Materials and Methods: Human HEK293T cells, co-overexpressing ORAI1/stromal interaction molecule 1 (STIM1) or overexpressing TRPV3, were treated with PC or BC extracts at 0.1 mg/mL. The changes in ORAI1 and TRPV3 activities were measured using a conventional whole-cell patch-clamp technique.
Results: PC and BC extracts significantly decreased ORAI1 activation in  ORAI1-STIM1 co-overexpressing HEK293T cells and significantly increased TRPV3 activation in TRPV3 overexpressing cells, compared to that of 2- aminoethoxydiphenyl borate (2-APB, 100 μM), a known agonist of TRPV3.
Conclusion: Our results suggest that PC and BC extracts have therapeutic potential to improve skin barrier abnormalities in atopic dermatitis via modulation of ORAI1 and TRPV3 activation.
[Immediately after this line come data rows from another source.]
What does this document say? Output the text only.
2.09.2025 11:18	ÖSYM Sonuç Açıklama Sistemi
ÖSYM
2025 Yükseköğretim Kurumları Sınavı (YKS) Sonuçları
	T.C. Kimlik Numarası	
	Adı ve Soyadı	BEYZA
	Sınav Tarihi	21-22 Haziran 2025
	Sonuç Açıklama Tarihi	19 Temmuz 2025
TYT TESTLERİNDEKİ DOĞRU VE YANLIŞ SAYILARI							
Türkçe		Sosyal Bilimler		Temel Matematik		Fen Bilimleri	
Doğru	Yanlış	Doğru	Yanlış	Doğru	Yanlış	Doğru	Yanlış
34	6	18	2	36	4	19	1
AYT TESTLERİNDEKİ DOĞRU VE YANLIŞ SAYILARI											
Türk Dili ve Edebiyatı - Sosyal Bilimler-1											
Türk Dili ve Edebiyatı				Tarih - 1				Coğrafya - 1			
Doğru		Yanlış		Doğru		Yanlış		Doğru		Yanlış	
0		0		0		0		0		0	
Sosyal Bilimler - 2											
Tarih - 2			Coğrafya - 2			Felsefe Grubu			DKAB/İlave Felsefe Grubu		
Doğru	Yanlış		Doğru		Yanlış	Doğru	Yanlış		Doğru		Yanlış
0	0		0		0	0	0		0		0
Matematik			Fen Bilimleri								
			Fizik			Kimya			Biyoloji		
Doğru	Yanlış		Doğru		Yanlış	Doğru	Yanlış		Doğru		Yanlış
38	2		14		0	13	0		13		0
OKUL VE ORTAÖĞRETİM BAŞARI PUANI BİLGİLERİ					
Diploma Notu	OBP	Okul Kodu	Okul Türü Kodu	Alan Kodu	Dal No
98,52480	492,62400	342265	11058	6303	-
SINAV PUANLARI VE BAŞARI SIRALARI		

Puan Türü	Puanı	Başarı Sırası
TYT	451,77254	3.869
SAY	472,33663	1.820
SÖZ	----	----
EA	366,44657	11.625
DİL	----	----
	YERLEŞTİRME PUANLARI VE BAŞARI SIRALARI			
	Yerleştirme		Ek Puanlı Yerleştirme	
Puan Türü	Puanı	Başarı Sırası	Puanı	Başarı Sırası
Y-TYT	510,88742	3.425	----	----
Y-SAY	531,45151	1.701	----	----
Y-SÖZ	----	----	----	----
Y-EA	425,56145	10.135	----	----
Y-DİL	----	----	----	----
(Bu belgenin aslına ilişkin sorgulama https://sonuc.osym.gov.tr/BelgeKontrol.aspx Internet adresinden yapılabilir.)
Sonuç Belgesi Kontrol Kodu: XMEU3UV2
Keywords: Cryptotympana pustulata; Betula platyphylla var. japonica; calcium  channels; modulatory effect Abbreviations: AD, atopic dermatitis; BAPTA,  1,2-Bis(2-aminophenoxy)ethane-N,N,N′,N′-tetraacetic acid; BC, Betulae Cortex; LTC4, leukotriene C4; NFAT, nuclear factor of activated T cells; ORAI-1, calcium release-activated calcium channel protein 1; PC, Periostracum Cicadae; TG, transglutaminase; TRPV3, transient receptor potential cation channel subfamily V member 3; TSLP, thymic stromal lymphopoietin; 2-APB, 2-aminoethoxydiphenyl borate; STIM1, stromal interaction molecule 1; IP3, inositol 1,4,5-trisphosphate.